★解放されたジャーナリスト常岡氏の動向から目が離せないー(天木直人氏)

想定通り、クルド自治政府に拘束されていたジャーナリスト常岡氏がはやばやと釈放された。

 無事釈放されたことは喜ばしい。

 しかし、この問題は、今後は日本の政治問題として残り続ける事になる。

 そして、この問題は、メディアに書かれないまま、つまり国民の目から届かないところで、

処理されていく事になる。

 クルド自治政府が、なぜISのメンバーと疑われた常岡氏を、かくもはやく解放したのか。

 理由は二つある。

 ひとつはISとの関係を示す決定的な証拠が見つからなかったことだ。

 ふたつは日本政府が釈放要求をしたからだ。

 もしクルド自治政府が常岡氏とISとの結びつきを示す決定的な証拠を握っていたなら、

いくら友好国の日本の要請であっても応じなかっただろう。

 クルドにとってISは目の前で戦っている最大の敵だからだ。

 逆に言えば、常岡氏の疑惑は残っている、疑惑を晴らすにはもう少し調べる日数が要る、

しかし、友好国の日本がそこまで早期釈放を求めるなら、応じよう、ということだ。

 そして、その後は日本政府の責任で調べてもらいたい、ISメンバーを放置することは、

クルドやイラクにとってはもちろん、日本にとっても、いや、世界にとっても脅威を及ぼす、

こう言って日本政府に後はまかせたという事なのだ。

 実際のところ、日本政府は常岡氏が拘束された相手がクルド自治政府であることを知った時から、

安心して早期解放に動いたに違いない。

 クルド自治政府は、むやみに邦人を殺したり、身代金を要求することはない。

 そして親日的だから安心して交渉できる。

 邦人を無事解放できれば日本政府の手柄にもなる。

 しかし、日本政府は決して人道上の理由から常岡氏の解放に熱心だったわけではない。

 日本政府が邦人の人命を尊重するなら、これまでの邦人の犠牲はなかった。

 ISに拘束されていれば見殺しだったに違いない。

 なぜ常岡氏の釈放を急いだのか。

 それは日本人の中からISメンバーが出たなら大変なことになるからだ。

 世界の信用を失うばかりか、ISのテロが国内で起きる危険性が現実のものとなる。

 万が一日本国内でISのテロが起きれば内閣総辞職必至だ。

 クルド自治政府に約束した通り、日本政府は常岡氏とその周辺の人物を徹底調査するだろう。
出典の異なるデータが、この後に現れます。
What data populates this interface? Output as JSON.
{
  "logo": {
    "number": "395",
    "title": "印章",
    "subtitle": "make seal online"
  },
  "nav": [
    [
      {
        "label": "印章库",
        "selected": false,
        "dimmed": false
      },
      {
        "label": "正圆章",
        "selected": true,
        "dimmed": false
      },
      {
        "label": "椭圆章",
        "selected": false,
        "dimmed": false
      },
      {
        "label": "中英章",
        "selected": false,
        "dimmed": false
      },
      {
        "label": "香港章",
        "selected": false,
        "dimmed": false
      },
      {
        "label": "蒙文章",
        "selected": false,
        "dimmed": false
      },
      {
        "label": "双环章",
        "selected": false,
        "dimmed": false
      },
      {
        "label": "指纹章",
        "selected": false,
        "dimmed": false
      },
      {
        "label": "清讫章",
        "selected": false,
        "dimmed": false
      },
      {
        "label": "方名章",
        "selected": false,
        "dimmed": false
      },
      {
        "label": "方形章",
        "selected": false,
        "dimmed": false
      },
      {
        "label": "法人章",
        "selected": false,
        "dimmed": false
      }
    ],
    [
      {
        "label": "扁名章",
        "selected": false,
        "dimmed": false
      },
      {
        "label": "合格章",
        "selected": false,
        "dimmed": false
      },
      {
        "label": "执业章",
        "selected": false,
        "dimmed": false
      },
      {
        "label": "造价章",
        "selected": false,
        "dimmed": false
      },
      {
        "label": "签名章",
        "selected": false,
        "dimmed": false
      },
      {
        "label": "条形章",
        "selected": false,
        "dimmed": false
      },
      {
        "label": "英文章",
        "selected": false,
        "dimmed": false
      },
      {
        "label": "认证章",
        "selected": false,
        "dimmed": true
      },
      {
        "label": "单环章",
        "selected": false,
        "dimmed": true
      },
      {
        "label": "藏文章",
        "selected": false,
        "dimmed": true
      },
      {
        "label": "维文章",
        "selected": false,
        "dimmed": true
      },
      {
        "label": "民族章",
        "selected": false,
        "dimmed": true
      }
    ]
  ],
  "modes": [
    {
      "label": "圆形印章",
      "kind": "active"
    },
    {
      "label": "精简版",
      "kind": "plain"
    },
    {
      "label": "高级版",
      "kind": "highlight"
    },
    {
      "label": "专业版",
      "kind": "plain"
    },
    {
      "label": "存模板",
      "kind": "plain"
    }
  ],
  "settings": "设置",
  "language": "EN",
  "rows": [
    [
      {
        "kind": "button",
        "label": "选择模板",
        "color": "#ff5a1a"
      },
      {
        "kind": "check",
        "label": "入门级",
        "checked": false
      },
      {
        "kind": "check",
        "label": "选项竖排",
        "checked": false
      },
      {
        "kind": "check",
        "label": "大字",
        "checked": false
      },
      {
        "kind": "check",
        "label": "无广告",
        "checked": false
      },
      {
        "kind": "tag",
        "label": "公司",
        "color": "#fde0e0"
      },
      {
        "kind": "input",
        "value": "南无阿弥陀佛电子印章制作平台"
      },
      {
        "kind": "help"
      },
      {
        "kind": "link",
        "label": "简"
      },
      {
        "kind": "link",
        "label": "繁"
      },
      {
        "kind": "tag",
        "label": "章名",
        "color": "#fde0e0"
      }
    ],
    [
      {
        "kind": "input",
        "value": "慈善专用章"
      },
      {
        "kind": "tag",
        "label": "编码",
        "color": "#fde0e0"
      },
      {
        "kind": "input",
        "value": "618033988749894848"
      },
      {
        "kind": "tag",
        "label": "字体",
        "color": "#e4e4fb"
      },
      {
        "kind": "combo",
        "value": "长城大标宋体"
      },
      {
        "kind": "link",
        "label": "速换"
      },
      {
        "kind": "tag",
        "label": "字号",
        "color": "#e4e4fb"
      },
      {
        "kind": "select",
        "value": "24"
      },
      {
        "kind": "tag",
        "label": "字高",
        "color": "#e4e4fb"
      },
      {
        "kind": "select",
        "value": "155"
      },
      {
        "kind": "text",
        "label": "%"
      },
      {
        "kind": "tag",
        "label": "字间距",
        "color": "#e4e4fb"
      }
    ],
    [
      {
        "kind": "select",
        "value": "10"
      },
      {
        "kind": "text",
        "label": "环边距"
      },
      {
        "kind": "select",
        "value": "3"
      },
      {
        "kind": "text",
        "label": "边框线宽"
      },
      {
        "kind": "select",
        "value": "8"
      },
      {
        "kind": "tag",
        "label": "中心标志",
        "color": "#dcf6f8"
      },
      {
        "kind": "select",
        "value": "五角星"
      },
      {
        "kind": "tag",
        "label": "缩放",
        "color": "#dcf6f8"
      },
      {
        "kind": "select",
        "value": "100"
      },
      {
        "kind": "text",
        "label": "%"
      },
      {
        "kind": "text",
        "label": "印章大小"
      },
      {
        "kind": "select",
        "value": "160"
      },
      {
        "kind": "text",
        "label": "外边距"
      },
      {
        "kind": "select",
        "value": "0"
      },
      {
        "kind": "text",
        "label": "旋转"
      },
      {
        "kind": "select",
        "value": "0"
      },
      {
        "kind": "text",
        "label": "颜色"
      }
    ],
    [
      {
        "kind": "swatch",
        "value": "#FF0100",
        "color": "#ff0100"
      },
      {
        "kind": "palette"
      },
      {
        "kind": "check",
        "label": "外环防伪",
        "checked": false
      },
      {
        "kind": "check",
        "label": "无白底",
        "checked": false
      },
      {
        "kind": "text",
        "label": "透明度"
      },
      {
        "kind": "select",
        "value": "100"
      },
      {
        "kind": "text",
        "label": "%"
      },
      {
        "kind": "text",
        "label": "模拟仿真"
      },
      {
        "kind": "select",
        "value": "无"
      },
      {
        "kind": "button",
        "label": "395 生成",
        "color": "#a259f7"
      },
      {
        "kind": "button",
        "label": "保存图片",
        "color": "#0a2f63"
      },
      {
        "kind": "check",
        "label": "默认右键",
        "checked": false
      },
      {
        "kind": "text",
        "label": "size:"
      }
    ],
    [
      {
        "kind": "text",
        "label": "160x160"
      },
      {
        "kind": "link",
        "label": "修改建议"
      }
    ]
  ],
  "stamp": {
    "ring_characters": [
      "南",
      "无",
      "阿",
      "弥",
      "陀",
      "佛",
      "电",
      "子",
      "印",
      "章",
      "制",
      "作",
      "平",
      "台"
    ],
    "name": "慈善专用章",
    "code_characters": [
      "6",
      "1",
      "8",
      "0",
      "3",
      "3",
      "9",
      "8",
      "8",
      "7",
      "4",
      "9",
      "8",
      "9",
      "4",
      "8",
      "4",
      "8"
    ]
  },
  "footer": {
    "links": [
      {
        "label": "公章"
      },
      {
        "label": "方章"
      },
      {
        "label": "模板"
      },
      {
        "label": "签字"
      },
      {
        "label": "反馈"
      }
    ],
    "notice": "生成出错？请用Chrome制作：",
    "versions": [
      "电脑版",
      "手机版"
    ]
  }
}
 そしてそれは、当然ながら国民の目には決して触れない形でおこなわれる。

 メディアもそれに協力し、決して書かない。

 常岡氏の釈放を報じる今日の各紙は一斉に書いている。

 外務省はクルド自治政府との具体的なやり取りなど詳細は明らかにしていないと。

 その秘密主義は常岡氏の帰国後も続くのである。

 常岡氏も常岡氏だ。

 きょう11月8日の東京新聞が書いている。

 解放された常岡氏が自身のツイッターでこう書いたと。

 「ご心配をおかけしました。皆さまありがとう」と。

 「(ISの通訳をしていたとする一部報道は)デマ報道。ひどいよ」と。

 ここで言うみなさまとは誰のことか。

 それは決して一般国民ではない。

 一般国民は常岡氏のことなど知らないし、関心もない。

ましてや常岡氏の解放に向けて日本政府に働きかけはしない。

 そしてそのような国民が働きかけても日本政府は動かない。

 ここでいうみなさまは常岡氏の支援者だ。

 その支援者こそ日本政府が取り調べの対象にしようとしている日本国民である。

 そしてISの通訳をしていたかどうかこそ、これから日本政府が秘密裏に調べる事である。